Folks who follow this blog will know that I try to strike a balance between topical, practitioner-oriented pieces and more academic articles such as scientific papers & other peer-reviewed content. I’m not always successful, but firmly believe that the most valuable use of this channel is to provide practical insights backed up by a solid theoretical basis wherever possible. Of course, it’s not an easy line to tread… get the balance wrong and you can end up with worthy but dull academic pieces that extend only marginally beyond the bounds of a narrow research community. Or conversely, anecdotal experiences that have little chance of delivering insights that generalise to other contexts and individuals.
But occasionally we get to deal with a theme that genuinely does cross boundaries – in other words, one that has a clear foundation in scientific research, but with immediate implications for design practitioners. I’m talking in particular about the search modes work – a theme that I’m finding has increasing value both as a way of describing information-seeking behaviour and for defining the types of design interventions and strategies needed to support that behaviour. At the moment, I’m working with Joe Lamantia and Stephann Makri to validate the initial framework, extending it to new domains and using on our own insights and practical experience to test its validity.
But we’ve reached a point where we’ve gone just about as far as we can with own insights and analysis. The coding process we’ve adopted is commonly used in the social sciences, but after a while the data starts to look increasingly like a Rorschach ink blot: we no longer perceive the ‘objective reality’ (to the extent that it exists) and instead see patterns and sequences that we expect to see (subconsciously or otherwise).

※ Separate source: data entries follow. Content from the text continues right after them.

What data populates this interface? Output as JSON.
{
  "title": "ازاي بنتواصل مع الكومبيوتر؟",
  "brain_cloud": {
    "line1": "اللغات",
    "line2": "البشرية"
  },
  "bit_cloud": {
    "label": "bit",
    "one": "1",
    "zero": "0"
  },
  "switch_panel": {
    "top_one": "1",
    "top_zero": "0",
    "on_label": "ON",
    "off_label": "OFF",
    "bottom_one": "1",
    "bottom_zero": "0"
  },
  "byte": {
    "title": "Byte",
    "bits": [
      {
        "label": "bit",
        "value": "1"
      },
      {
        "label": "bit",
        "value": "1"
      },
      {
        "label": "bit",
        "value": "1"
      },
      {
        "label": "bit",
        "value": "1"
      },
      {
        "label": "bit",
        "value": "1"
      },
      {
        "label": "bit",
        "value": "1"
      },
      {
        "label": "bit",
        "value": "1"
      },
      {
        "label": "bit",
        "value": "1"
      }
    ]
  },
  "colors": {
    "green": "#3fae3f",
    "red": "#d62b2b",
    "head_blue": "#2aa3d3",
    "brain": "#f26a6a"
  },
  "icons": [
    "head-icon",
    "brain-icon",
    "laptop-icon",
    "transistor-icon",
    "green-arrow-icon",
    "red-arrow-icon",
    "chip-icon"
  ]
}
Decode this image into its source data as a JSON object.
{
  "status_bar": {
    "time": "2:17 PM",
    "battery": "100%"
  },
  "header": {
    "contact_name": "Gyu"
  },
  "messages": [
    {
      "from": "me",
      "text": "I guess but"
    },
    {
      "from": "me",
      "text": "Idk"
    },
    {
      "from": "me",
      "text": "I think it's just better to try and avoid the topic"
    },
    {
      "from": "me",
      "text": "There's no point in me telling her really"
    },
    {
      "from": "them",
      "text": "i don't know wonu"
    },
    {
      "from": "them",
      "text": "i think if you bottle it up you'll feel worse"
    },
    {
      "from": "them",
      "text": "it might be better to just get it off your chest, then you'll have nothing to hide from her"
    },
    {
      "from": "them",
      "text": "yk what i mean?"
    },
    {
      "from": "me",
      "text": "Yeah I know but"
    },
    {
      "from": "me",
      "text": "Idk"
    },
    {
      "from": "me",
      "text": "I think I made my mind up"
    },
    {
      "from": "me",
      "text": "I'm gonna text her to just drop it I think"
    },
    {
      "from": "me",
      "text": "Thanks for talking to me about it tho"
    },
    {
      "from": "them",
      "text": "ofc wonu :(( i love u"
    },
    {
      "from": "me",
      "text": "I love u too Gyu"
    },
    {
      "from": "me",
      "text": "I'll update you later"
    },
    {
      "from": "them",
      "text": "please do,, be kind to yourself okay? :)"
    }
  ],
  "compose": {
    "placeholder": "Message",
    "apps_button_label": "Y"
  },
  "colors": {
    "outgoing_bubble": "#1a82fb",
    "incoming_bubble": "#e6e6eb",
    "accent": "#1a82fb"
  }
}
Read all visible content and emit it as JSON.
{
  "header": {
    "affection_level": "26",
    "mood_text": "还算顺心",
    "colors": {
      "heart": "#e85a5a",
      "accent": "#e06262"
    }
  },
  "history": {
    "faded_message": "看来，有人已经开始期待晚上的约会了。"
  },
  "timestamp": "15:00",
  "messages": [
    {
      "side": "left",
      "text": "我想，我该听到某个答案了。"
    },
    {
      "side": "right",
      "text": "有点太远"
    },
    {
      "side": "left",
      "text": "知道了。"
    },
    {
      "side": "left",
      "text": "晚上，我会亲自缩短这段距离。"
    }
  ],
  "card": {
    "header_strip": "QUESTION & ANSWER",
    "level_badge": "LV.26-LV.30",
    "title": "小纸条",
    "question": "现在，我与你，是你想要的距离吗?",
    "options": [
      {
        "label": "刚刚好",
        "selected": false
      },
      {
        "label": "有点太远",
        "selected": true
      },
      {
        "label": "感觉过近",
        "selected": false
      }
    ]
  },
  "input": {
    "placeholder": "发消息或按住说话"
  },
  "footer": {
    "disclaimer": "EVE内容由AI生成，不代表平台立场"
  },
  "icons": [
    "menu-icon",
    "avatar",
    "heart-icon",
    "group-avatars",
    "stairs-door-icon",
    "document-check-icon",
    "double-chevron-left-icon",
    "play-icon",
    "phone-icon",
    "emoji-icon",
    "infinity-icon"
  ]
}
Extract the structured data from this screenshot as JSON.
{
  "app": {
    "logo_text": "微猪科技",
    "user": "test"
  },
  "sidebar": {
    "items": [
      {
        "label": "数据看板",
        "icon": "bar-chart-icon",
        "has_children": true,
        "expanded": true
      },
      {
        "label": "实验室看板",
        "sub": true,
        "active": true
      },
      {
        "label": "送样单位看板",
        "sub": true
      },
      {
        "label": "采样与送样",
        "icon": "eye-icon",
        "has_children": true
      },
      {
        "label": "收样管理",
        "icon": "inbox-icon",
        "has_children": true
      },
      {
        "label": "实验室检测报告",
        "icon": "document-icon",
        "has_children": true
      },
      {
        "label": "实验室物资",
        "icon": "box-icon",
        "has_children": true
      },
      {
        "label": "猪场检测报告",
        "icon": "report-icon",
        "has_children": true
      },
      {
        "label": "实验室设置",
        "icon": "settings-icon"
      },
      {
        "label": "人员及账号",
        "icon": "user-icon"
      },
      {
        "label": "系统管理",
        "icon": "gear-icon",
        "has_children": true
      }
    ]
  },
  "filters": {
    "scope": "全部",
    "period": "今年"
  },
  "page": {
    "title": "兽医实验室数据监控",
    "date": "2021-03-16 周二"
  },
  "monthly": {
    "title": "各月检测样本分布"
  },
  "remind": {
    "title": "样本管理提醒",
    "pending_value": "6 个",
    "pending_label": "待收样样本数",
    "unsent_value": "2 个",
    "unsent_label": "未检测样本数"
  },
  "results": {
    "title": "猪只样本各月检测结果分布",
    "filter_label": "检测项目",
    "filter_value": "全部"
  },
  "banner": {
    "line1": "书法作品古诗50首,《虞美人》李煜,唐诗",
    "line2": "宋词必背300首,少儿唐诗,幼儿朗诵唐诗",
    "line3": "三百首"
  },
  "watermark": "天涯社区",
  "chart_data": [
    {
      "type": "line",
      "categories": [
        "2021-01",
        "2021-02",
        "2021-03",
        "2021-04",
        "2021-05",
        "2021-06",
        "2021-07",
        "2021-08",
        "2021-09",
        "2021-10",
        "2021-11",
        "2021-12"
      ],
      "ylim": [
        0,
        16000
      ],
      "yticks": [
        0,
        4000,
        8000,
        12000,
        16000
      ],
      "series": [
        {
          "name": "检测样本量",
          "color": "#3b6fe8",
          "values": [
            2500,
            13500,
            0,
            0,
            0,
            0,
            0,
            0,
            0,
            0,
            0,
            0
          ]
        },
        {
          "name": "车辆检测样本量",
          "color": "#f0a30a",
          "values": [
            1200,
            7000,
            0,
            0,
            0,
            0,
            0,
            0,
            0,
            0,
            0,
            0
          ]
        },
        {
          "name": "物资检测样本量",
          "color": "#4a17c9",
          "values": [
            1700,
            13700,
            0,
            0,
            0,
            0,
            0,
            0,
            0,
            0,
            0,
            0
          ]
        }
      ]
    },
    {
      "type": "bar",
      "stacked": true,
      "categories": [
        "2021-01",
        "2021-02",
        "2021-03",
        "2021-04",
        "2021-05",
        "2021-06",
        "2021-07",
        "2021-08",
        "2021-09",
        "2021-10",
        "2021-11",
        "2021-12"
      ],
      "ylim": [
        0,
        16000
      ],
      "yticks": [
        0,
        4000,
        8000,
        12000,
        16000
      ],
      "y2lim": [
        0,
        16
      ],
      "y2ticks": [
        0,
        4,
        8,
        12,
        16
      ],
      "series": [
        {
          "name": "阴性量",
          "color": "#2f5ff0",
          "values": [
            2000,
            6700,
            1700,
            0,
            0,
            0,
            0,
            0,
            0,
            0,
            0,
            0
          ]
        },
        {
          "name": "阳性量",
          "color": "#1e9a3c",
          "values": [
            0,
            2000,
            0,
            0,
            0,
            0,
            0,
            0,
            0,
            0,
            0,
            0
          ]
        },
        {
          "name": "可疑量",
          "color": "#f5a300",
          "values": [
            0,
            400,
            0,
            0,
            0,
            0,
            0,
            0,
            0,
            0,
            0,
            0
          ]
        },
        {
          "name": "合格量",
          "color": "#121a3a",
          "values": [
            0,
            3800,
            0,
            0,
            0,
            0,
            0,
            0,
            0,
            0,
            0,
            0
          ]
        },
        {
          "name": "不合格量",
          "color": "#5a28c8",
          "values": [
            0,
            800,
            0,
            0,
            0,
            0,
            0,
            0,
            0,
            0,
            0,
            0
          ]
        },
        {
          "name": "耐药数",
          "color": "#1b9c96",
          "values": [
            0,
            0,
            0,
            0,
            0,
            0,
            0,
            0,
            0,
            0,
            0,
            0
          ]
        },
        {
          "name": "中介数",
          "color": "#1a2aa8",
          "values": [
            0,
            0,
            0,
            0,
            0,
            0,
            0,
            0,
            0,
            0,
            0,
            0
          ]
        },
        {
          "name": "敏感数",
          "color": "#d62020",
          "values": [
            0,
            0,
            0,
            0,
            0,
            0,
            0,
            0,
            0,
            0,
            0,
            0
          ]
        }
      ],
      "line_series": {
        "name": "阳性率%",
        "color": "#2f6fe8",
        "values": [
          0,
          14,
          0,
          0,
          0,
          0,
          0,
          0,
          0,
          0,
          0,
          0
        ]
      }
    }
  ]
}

So, we need your help. Would you be interested in analysing our data? It entails reviewing our framework, then looking at a set of micro-scenarios and telling us what behaviours you see. I’m told the enterprise search scenarios take about 30 minutes to code, the site search ones perhaps 60 minutes. But if you have less time that we’ll of course be interested in any sort of constructive feedback – on both the process or its output.
We’d love to have your input on this. Feel free to contact me either here or offline!



Yes of course, very happy to help. I’ll try and get various members of our team to give feedback.
Thanks Charlie – glad to hear it! I’ll drop you a note offline…
I would be glad to support you in this analysis. Do you particular approach in mind or are you open ? On my side I’ve applied markovian models on such data which gave good understanding of the patterns.
Glad to hear it @gerdupont. Yes we do have a particular approach in mind, based on this model (which used a ‘grounded theory’ type approach): http://isquared.wordpress.com/2012/09/18/a-model-of-consumer-search-behaviour/
But of course we’re open to other possibilities. If you dop me a note with your email address I can send you further details. Thanks!